Context of whom you are communicating with is also important. That’s the trade off of approaches like these rules. In some situations they are fine. In others not so much.
Wait, what? How does a team habit of bluntly stating facts result in "tribal knowledge"? If anything it should be the opposite. The approach in the article has problems but I don't believe that's one of them.
> This is a recipe for disaster.
What about Crocker’s Rules, and/or this post’s advice to follow them, do you consider a recipe for disaster?
> Please don’t follow Crocker’s Rules;
What outcome are you hoping will result from granting your request? Do you have personal experiences with Crocker’s Rules underpinning this advice? Do you tend to experience social discomfort typically, atypically, or infrequently / never?
> just get better at communicating than the person who wrote this
Other than the presumed adherence to Crocker’s Rules in writing this, which is addressed by the questions above, do you have other criticisms of their writing to present? What communication ideals do you consider as better models than Crocker’s Rules? Do you consider there to exist appropriate circumstances for Crocker’s Rules?
> Both messages contain the same information, however one of them respects time.

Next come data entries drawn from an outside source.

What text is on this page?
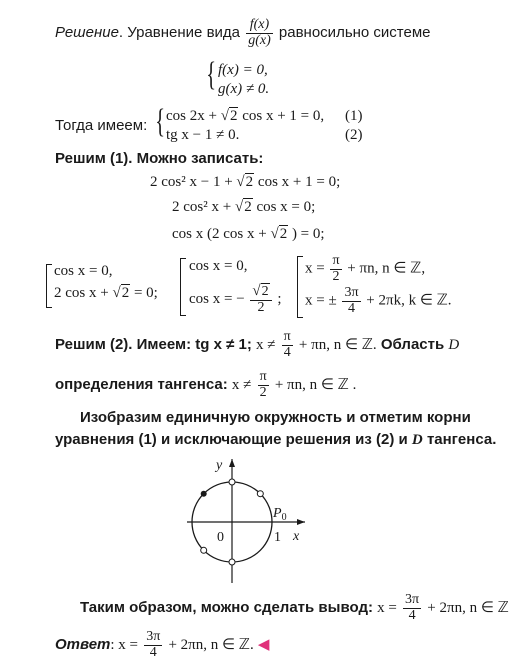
Решение. Уравнение вида $\frac{f(x)}{g(x)}$ равносильно системе
{ f(x) = 0,
g(x) ≠ 0.
Тогда имеем: { cos 2x + √2 cos x + 1 = 0, (1)
tg x − 1 ≠ 0.	(2)
Решим (1). Можно записать:
2 cos² x − 1 + √2 cos x + 1 = 0;
2 cos² x + √2 cos x = 0;
cos x (2 cos x + √2 ) = 0;
cos x = 0,
2 cos x + √2 = 0;
cos x = 0,
cos x = − $\frac{√2}{2}$ ;
$x = \frac{\pi}{2} + \pi n$, n ∈ ℤ,
x = ± $\frac{3\pi}{4} + 2\pi k$, k ∈ ℤ.
Решим (2). Имеем: tg x ≠ 1; $x \ne \frac{\pi}{4} + \pi n$, n ∈ ℤ. Область D
определения тангенса: $x \ne \frac{\pi}{2} + \pi n$, n ∈ ℤ .
Изобразим единичную окружность и отметим корни
уравнения (1) и исключающие решения из (2) и D тангенса.
y
x
0	1
$P_0$
Таким образом, можно сделать вывод: $x = \frac{3\pi}{4} + 2\pi n$, n ∈ ℤ
Ответ: $x = \frac{3\pi}{4} + 2\pi n$, n ∈ ℤ. ◀
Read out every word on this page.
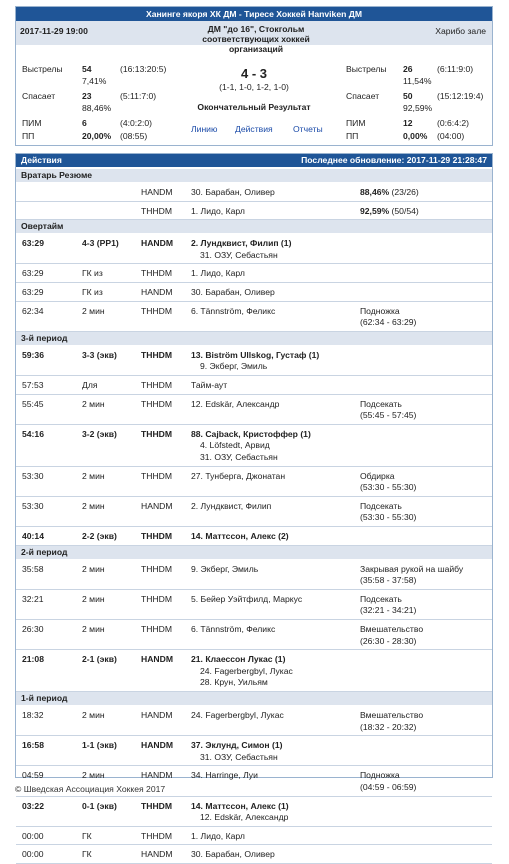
Ханинге якоря ХК ДМ - Тиресе Хоккей Hanviken ДМ
2017-11-29 19:00	ДМ "до 16", Стокгольм соответствующих хоккей организаций
Харибо зале
Выстрелы 54	(16:13:20:5)
7,41%
Спасает	23	(5:11:7:0)
88,46%
ПИМ	6	(4:0:2:0)
ПП	20,00% (08:55)
4 - 3
(1-1, 1-0, 1-2, 1-0)
Окончательный Результат
Линию Действия Отчеты
Выстрелы 26	(6:11:9:0)
11,54%
Спасает	50	(15:12:19:4)
92,59%
ПИМ	12	(0:6:4:2)
ПП	0,00% (04:00)
Действия	Последнее обновление: 2017-11-29 21:28:47
Вратарь Резюме
HANDM 30. Барабан, Оливер	88,46% (23/26)
THHDM 1. Лидо, Карл	92,59% (50/54)
Овертайм
63:29	4-3 (PP1)	HANDM 2. Лундквист, Филип (1)
31. ОЗУ, Себастьян
63:29	ГК из	THHDM 1. Лидо, Карл
63:29	ГК из	HANDM 30. Барабан, Оливер
62:34	2 мин	THHDM 6. Tännström, Феликс	Подножка
(62:34 - 63:29)
3-й период
59:36	3-3 (экв)	THHDM 13. Biström Ullskog, Густаф (1)
9. Экберг, Эмиль
57:53	Для	THHDM Тайм-аут
55:45	2 мин	THHDM 12. Edskär, Александр	Подсекать
(55:45 - 57:45)
54:16	3-2 (экв)	THHDM 88. Cajback, Кристоффер (1)
4. Löfstedt, Арвид
31. ОЗУ, Себастьян
53:30	2 мин	THHDM 27. Тунберга, Джонатан	Обдирка
(53:30 - 55:30)
53:30	2 мин	HANDM 2. Лундквист, Филип	Подсекать
(53:30 - 55:30)
40:14	2-2 (экв)	THHDM 14. Маттссон, Алекс (2)
2-й период
35:58	2 мин	THHDM 9. Экберг, Эмиль	Закрывая рукой на шайбу
(35:58 - 37:58)
32:21	2 мин	THHDM 5. Бейер Уэйтфилд, Маркус	Подсекать
(32:21 - 34:21)
26:30	2 мин	THHDM 6. Tännström, Феликс	Вмешательство
(26:30 - 28:30)
21:08	2-1 (экв)	HANDM 21. Клаессон Лукас (1)
24. Fagerbergbyl, Лукас
28. Крун, Уильям
1-й период
18:32	2 мин	HANDM 24. Fagerbergbyl, Лукас	Вмешательство
(18:32 - 20:32)
16:58	1-1 (экв)	HANDM 37. Эклунд, Симон (1)
31. ОЗУ, Себастьян
04:59	2 мин	HANDM 34. Harringe, Луи	Подножка
(04:59 - 06:59)
03:22	0-1 (экв)	THHDM 14. Маттссон, Алекс (1)
12. Edskär, Александр
00:00	ГК	THHDM 1. Лидо, Карл
00:00	ГК	HANDM 30. Барабан, Оливер
© Шведская Ассоциация Хоккея 2017
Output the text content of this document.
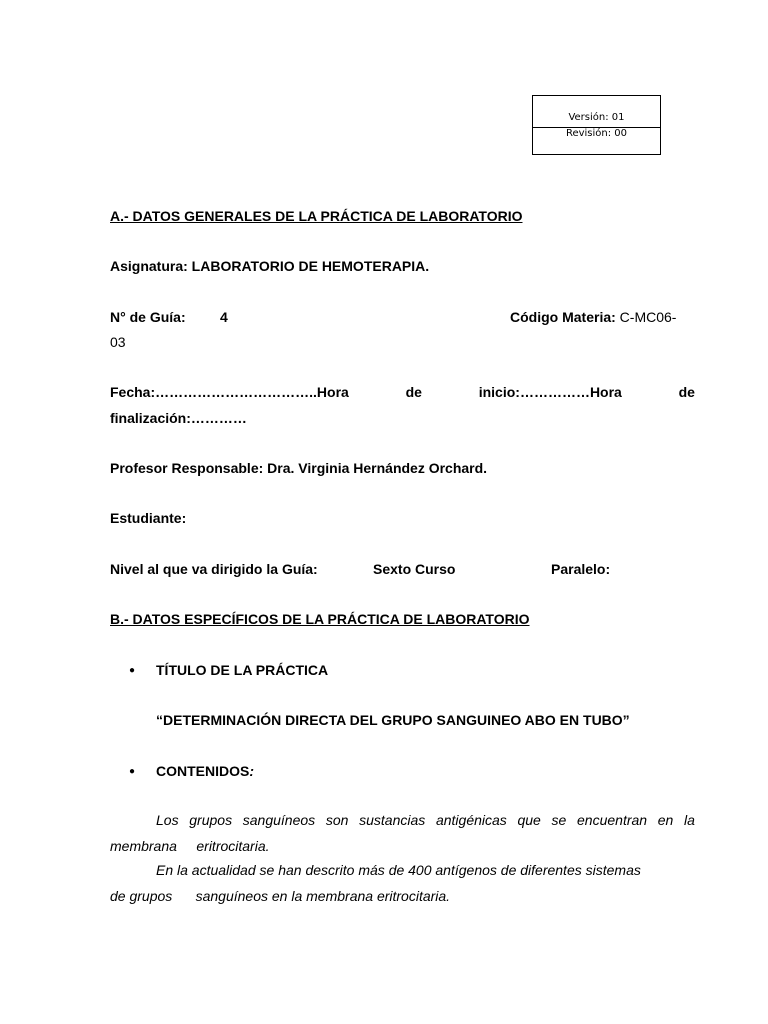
Versión: 01
Revisión: 00
A.- DATOS GENERALES DE LA PRÁCTICA DE LABORATORIO
Asignatura: LABORATORIO DE HEMOTERAPIA.
N° de Guía: 4	Código Materia: C-MC06-
03
Fecha:……………………………..Hora	de	inicio:……………Hora	de
finalización:…………
Profesor Responsable: Dra. Virginia Hernández Orchard.
Estudiante:
Nivel al que va dirigido la Guía:	Sexto Curso	Paralelo:
B.- DATOS ESPECÍFICOS DE LA PRÁCTICA DE LABORATORIO
● TÍTULO DE LA PRÁCTICA
“DETERMINACIÓN DIRECTA DEL GRUPO SANGUINEO ABO EN TUBO”
● CONTENIDOS:
Los grupos sanguíneos son sustancias antigénicas que se encuentran en la
membrana     eritrocitaria.
En la actualidad se han descrito más de 400 antígenos de diferentes sistemas
de grupos      sanguíneos en la membrana eritrocitaria.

Unless you’re an incredibly slow reader this is a tiny amount of time.
> The fact that you were stressed, or that you had inherited the config from someone else, or that the documentation was unclear3, or that you asked your lead and they said it was probably fine, none of that is relevant to the incident report. You can document contributing factors if they are actually actionable, meaning if there is something structural that needs to change, name it specifically and attach a proposed fix to it.
Those are absolutely relevant! A lead told you to do it? Documentation unclear? One stressed person unable to hand over the task?
And you don’t have to have a solution there to highlight a problem.
> If the payment service went down because a config value was wrong, the incident report should say: the payment service went down because config value X was set to Y when it needed to be set to Z.
Contains zero useful information as to how this happened. It’d be like saying you don’t want to know what the user did before the crash, just that it crashed but shouldn’t have done because it got into invalid state X.
Similarly, many times when you say a variation on "I know you're the expert on the codebase" or whatever, that's because it's true and important. Something I think is a problem, which this article wants me to phrase as a short, plain declaration, might actually just be a misunderstanding on my part. If I get one of those messages, I'm not going to see my time being respected. I'm going to see an arrogant jerk too lazy to learn what they're talking about before shooting off their mouth.
> Thank you for your careful report, I will attend to it asap.
The response was short and to the point, because no other information was relevant. And, indeed, I have written emails like that in the past. But, from the article:
> The fact that you were stressed, or that you had inherited the config from someone else, or that the documentation was unclear3, or that you asked your lead and they said it was probably fine, none of that is relevant to the incident report.
Those things are often all relevant. I beg the author to read a book about system-theoretic process analysis (STPA). Some are freely-available from the MIT PSASS website: https://psas.scripts.mit.edu/home/books-and-handbooks/. Nancy G. Leveson's CAST Handbook is perhaps most directly applicable.
A proper balance of direct and indirect is the appropriate tack to take.
Why not just
"Communicate clearly"?
- Don't add fluff
- write as plainly as possible
- write as precisely as is reasonable
- Only make reasonable assumptions about the reader
- Do your best to anticipate ambiguity and proactively disambiguate. (Because your readers may assume that if they don't understand you, what you wrote isn't for them.)
- Don't be selfish or self-centered; pay attention to the other humans because a significant amount of communication happens in nuance no matter how hard we try to minimize it.
The number of junior engineers I have had to coach out of this way of thinking to get the smallest fragment of value out of a postmortem process... dear Lord. I wonder if this person is similarly new to professional collaboration.
The larger personal site is very aesthetically cool, though – make sure you click around if you haven't!
This reminds me of when my kids declare "I'M HUNGRY". Cool story bro, I'll record it in my journal.
Isn't it quite the opposite? The person invoking Crocker's Rules is saying, in effect, "my feelings about the information and how I might receive it are my problem to manage, not yours, just give me the information."
You also should take care to avoid crossing the line into just being a jerk. This type of thinking is also often used by people who are simply arrogant and rude and are patting themselves on the back for being that way in the name of "directness" or "efficiency".
oncallthrow•1h ago
dennis_jeeves2•1h ago
Those rules are not meant for everyone.
d-us-vb•1h ago
Smaug123•1h ago
titanomachy•1h ago
I don’t know enough about autism to know if that’s the right label for the second category. (I’ve had coworkers who identified as autistic who seemed to deeply care about whether I enjoyed working with them.) I think these two types of people can work together productively, but I don’t think they’ll ever totally understand each other.